There are may other way to store our data, but since I am working with JavaScript I can think of 2 other options: Map and Set.
Map
A Map is a collection of key-value pairs where keys can be of any data type (including objects or functions), unlike plain JavaScript objects where keys must be strings or Symbols.
Set
A Set is a collection of unique values. It does not store key-value pairs; instead, it simply stores a list of distinct elements.
Since a "Set" can only store unique values I think "Map" is a better option because it can store key-value pairs and I need "element-count" pair.

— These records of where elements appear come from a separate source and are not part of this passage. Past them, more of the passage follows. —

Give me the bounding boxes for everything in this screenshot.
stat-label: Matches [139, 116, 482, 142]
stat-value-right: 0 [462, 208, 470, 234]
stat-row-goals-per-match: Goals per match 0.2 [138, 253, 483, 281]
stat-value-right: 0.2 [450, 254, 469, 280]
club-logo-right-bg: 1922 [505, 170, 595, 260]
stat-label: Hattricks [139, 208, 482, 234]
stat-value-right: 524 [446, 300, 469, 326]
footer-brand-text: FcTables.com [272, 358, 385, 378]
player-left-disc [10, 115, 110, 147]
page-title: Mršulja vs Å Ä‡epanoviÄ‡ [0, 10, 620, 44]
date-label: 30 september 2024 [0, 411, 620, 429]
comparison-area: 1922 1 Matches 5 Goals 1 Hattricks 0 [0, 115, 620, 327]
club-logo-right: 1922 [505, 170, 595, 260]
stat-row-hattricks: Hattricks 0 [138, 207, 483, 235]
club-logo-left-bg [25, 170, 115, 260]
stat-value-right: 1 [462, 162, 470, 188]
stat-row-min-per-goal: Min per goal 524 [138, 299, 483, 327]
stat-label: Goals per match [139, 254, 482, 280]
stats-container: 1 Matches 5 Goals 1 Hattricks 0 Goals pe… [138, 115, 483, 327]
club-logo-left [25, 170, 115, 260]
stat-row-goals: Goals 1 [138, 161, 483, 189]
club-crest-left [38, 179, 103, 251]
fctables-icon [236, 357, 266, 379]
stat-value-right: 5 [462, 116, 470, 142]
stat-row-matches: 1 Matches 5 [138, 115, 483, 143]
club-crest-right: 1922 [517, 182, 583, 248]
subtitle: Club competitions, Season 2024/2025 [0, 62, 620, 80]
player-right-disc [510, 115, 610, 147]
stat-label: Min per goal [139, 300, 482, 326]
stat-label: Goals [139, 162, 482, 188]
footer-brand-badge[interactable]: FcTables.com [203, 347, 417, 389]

Looking at the documentation I can see that Map methods and properties are:
new Map() – creates the map. map.set(key, value) – stores the value by the key. map.get(key) – returns the value by the key, undefined if key doesn’t exist in map. map.has(key) – returns true if the key exists, false otherwise. map.delete(key) – removes the element (the key/value pair) by the key. map.clear() – removes everything from the map. map.size – returns the current element count.
I can use this to:
- loop through the A array;
- check if that element exists in the Map;
- if not exists, then add it to the set with count = 1;
- if exists, then update count = count + 1;
// using map to count occurrences
let map = new Map();
for (let i = 0; i < A.length; i++) {
let element = A[i];
let exists = map.get(element);
if (exists) {
map.set(element, exists + 1);
} else {
map.set(element, 1);
}
}
//debug:
console.log(map);
At this point, I have this table stored in a Map data structure:
| key | value |
|---|---|
| 9 | 4 |
| 3 | 2 |
| 7 | 1 |
The last step is to find the odd count (value) and to do that it will be necessary to iterate over the Map.
For looping over a map, there are 3 methods:
map.keys() – returns an iterable for keys, map.values() – returns an iterable for values, map.entries() – returns an iterable for entries [key, value], it's used by default in for..of.
// find the element with odd occurrences
for (let [key, value] of map) {
if (value % 2 !== 0) {
return key;
}
}
The problem description says that only one element is left unpaired (all but one of the values in A occur an even number of times) so if that element is found, it can be returned as the solution. Having more than one odd element in the array means that the input is invalid.